FIRE 2021

Forum for Information Retrieval Evaluation

Virtual Event

13th-17th December

Effective and Efficient Neural Re-Ranking

Allan Hanbury, TU Wien, Austria

Re-ranking in Information Retrieval involves using a more effective and usually more computationally expensive algorithm in a second stage to re-rank the top results returned by a very efficient retrieval algorithm in the first stage. Complex neural architectures such as BERT have recently shown very high effectiveness on the re-ranking task, but have the following disadvantages: (i) high computational cost requiring powerful hardware and leading to unacceptable waits before results are returned, (ii) lack of interpretability of the ranking produced, and (iii) a limit on the amount of document text that can be processed. These disadvantages limit the implementation of neural approaches in the more constrained environments with specific user requirements and user expectations often found in domain-specific or enterprise search. I present approaches developed by my group to overcome these disadvantages, including the Transformer-Kernel (TK) neural re-ranking model, its adaptation for long text (TKL), and Cross-Architecture Knowledge Distillation.

Topic-Driven Sentiment Analysis

Yulan He, University of Warwick, UK

Understanding opinions or sentiments expressed in text often goes beyond sentiment classification as it is more desirable to map the extracted opinions into various aspects. This is closely related to aspect-based sentiment analysis (ABSA) in which both opinion targets and target-specific opinion expressions are identified. Building an effective ABSA model, however, usually requires fine-grained annotations of both aspects and aspect-associated sentiments at the sentence level, involving heavy manual efforts. We instead explore alternative approaches in which we aim to automatically extract polarity-bearing topics discussed in text without requiring fine-grained aspect-level annotations for training. In this talk, I will present our recent work on topic-driven sentiment analysis. This includes (1) a disentangled adversarial neural topic models for separating opinions from plots in user reviews; (2) a brand-topic model which can infer real-valued brand-associated sentiment scores and generate fine-grained sentiment-topics with their associated sentiments gradually varying from negative to positive; and (3) a topic-driven knowledge-aware transformer for emotion detection in dialogues in which existing neural language models are extended by adding an additional topic layer to capture topic transition patterns in dialogues.

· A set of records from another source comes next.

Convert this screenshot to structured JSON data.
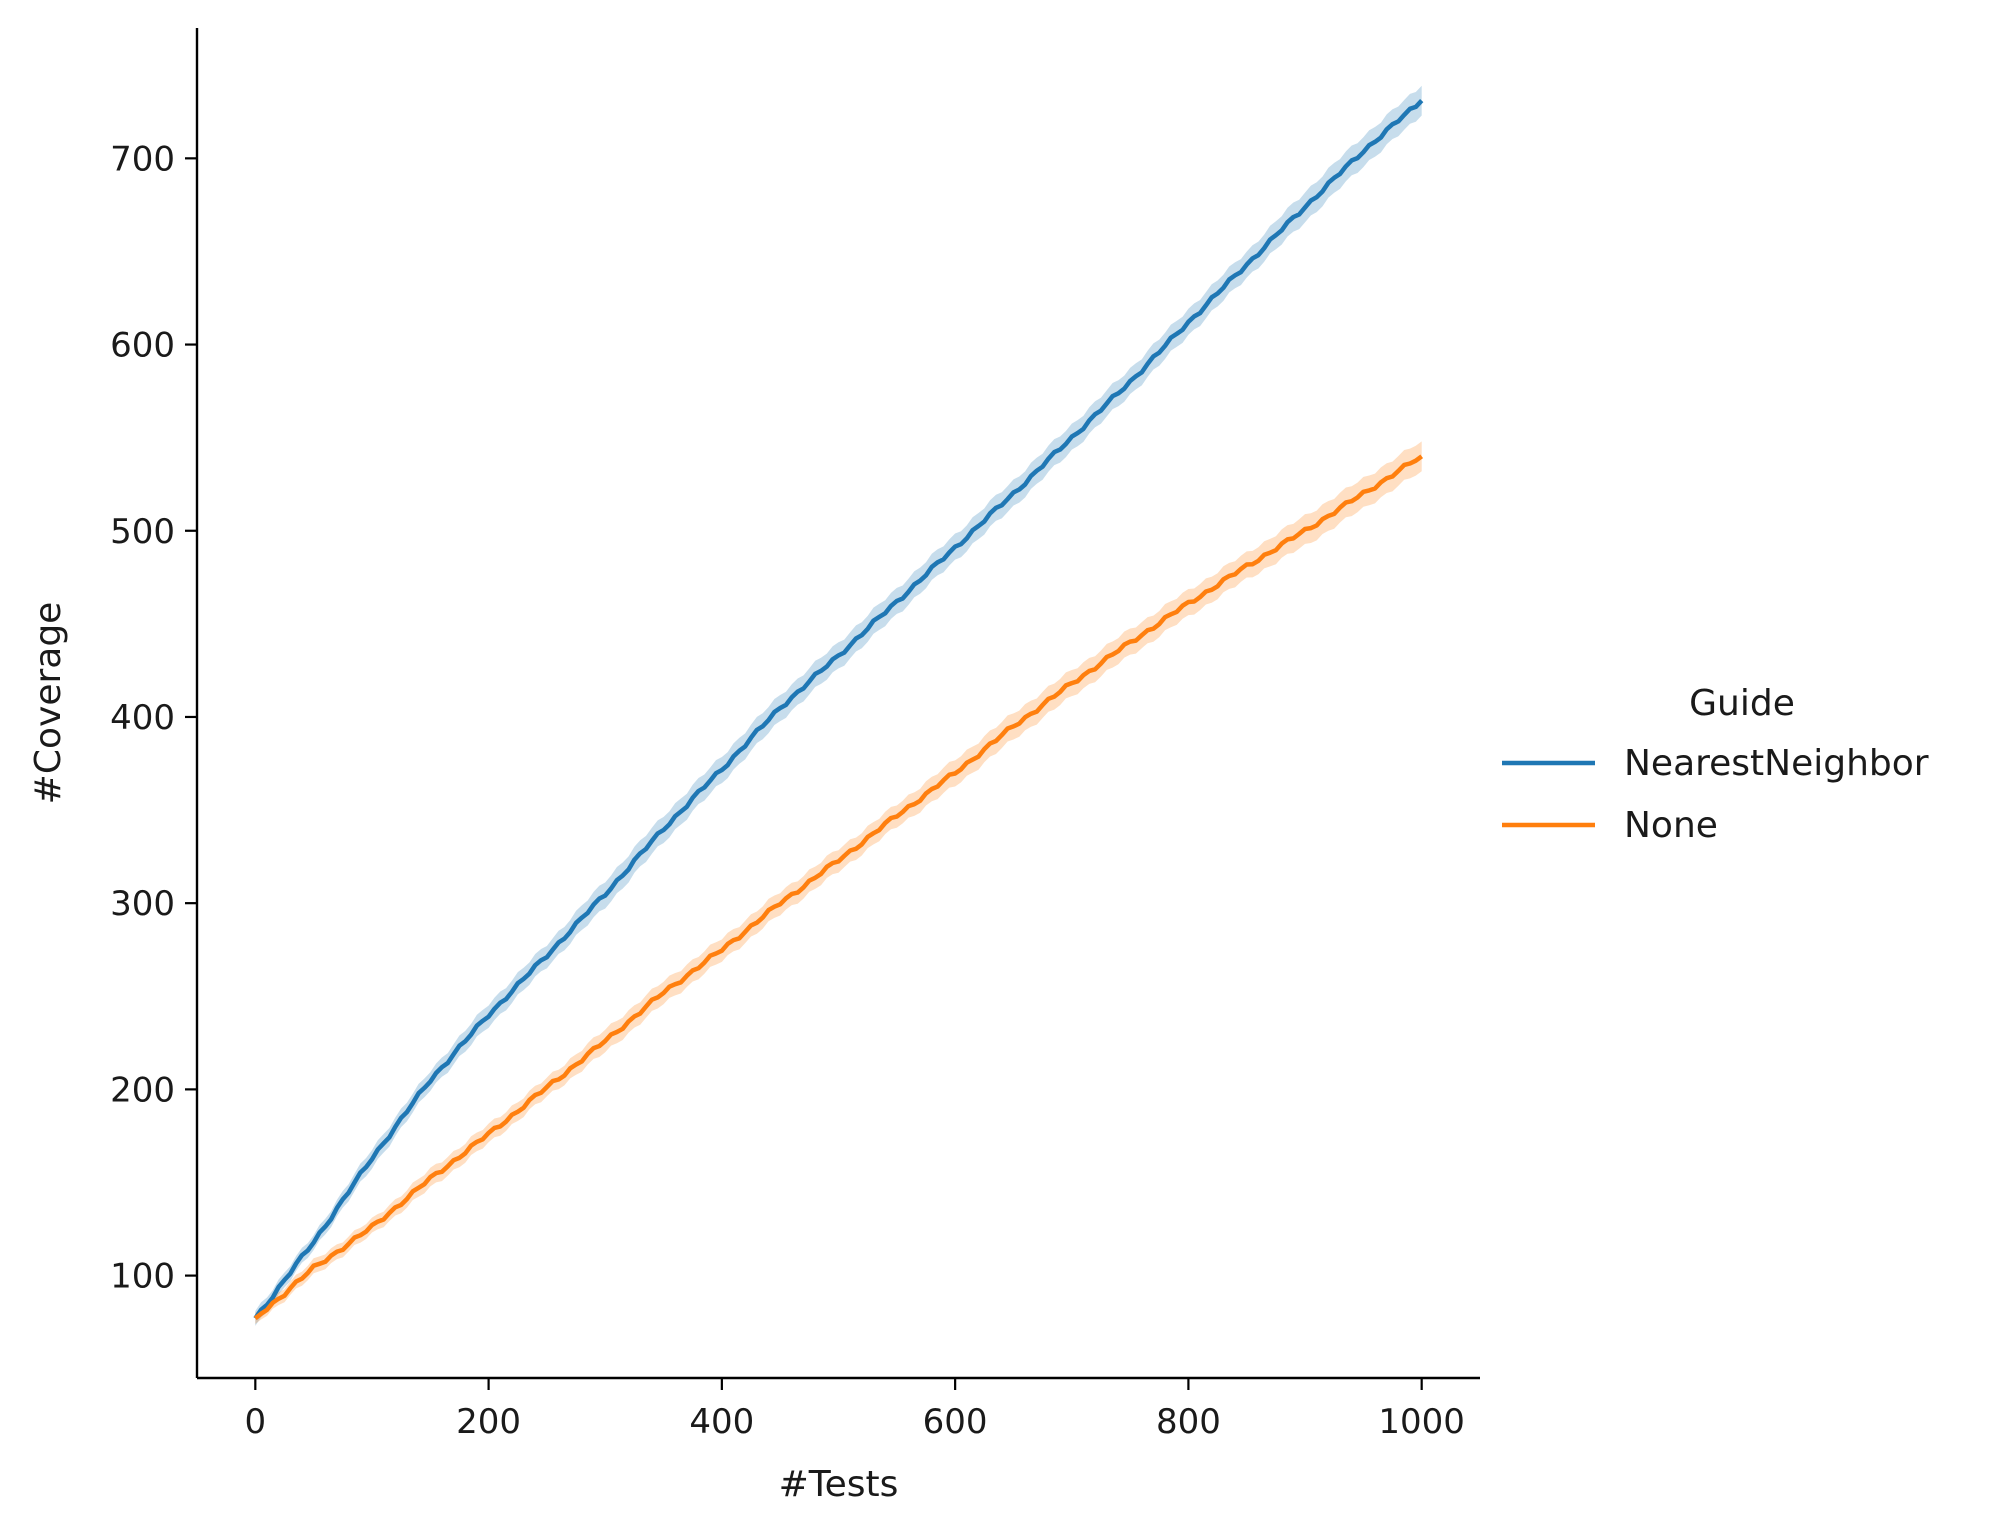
{
  "chart_data": {
    "type": "line",
    "title": "",
    "xlabel": "#Tests",
    "ylabel": "#Coverage",
    "xlim": [
      -50,
      1050
    ],
    "ylim": [
      45,
      770
    ],
    "xticks": [
      0,
      200,
      400,
      600,
      800,
      1000
    ],
    "yticks": [
      100,
      200,
      300,
      400,
      500,
      600,
      700
    ],
    "grid": false,
    "legend": {
      "title": "Guide",
      "placement": "right"
    },
    "x": [
      0,
      50,
      100,
      150,
      200,
      250,
      300,
      350,
      400,
      450,
      500,
      550,
      600,
      650,
      700,
      750,
      800,
      850,
      900,
      950,
      1000
    ],
    "series": [
      {
        "name": "NearestNeighbor",
        "color": "#1f77b4",
        "values": [
          77,
          118,
          163,
          205,
          240,
          272,
          305,
          340,
          372,
          405,
          433,
          462,
          491,
          520,
          550,
          580,
          612,
          643,
          674,
          704,
          731
        ],
        "ci": [
          4,
          4,
          5,
          5,
          6,
          6,
          7,
          7,
          7,
          7,
          7,
          7,
          7,
          7,
          7,
          7,
          7,
          7,
          8,
          8,
          8
        ]
      },
      {
        "name": "None",
        "color": "#ff7f0e",
        "values": [
          77,
          104,
          126,
          152,
          176,
          201,
          226,
          252,
          275,
          300,
          323,
          347,
          370,
          395,
          418,
          440,
          461,
          481,
          500,
          520,
          540
        ],
        "ci": [
          3,
          4,
          4,
          5,
          5,
          5,
          6,
          6,
          6,
          6,
          6,
          6,
          7,
          7,
          7,
          7,
          7,
          7,
          8,
          8,
          8
        ]
      }
    ]
  }
}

Fair and Desirable Allocation of Exposure in Ranking

Thorsten Joachims, Cornell University, USA

Search engines and recommender systems have become the dominant matchmaker for a wide range of human endeavors -- from online retail to finding romantic partners. Consequently, they carry substantial power in shaping markets and allocating opportunity to the participants. In this talk, I will discuss how the machine learning algorithms underlying these system can produce unfair ranking policies for both exogenous and endogenous reasons. Exogenous reasons often manifest themselves as biases in the training data, which then get reflected in the learned ranking policy and lead to rich-get-richer dynamics. But even when trained with unbiased data, reasons endogenous to the algorithms can lead to unfair or undesirable allocation of opportunity. To overcome these challenges, I will present new machine learning algorithms that directly address both endogenous and exogenous unfairness.

A Conceptual Framework for a Representational Approach to Information Retrieval

Jimmy Lin, University of Waterloo, Canada

In this talk, I will present a conceptual framework for understanding recent developments in information retrieval that attempts to integrate dense and sparse retrieval methods. I propose a representational approach that breaks the core text retrieval problem into a logical scoring model and a physical retrieval model. The scoring model is defined in terms of encoders, which map queries and documents into a representational space, and a comparison function that computes query-document scores. The physical retrieval model defines how a system produces the top-k scoring documents from an arbitrarily large corpus with respect to a query. The scoring model can be further analyzed along two dimensions: dense vs. sparse representations and supervised (learned) vs. unsupervised approaches. I show that many recently proposed retrieval methods, including multi-stage ranking designs, can be seen as different parameterizations in this framework, and that a unified view suggests a number of open research questions, providing a roadmap for future work.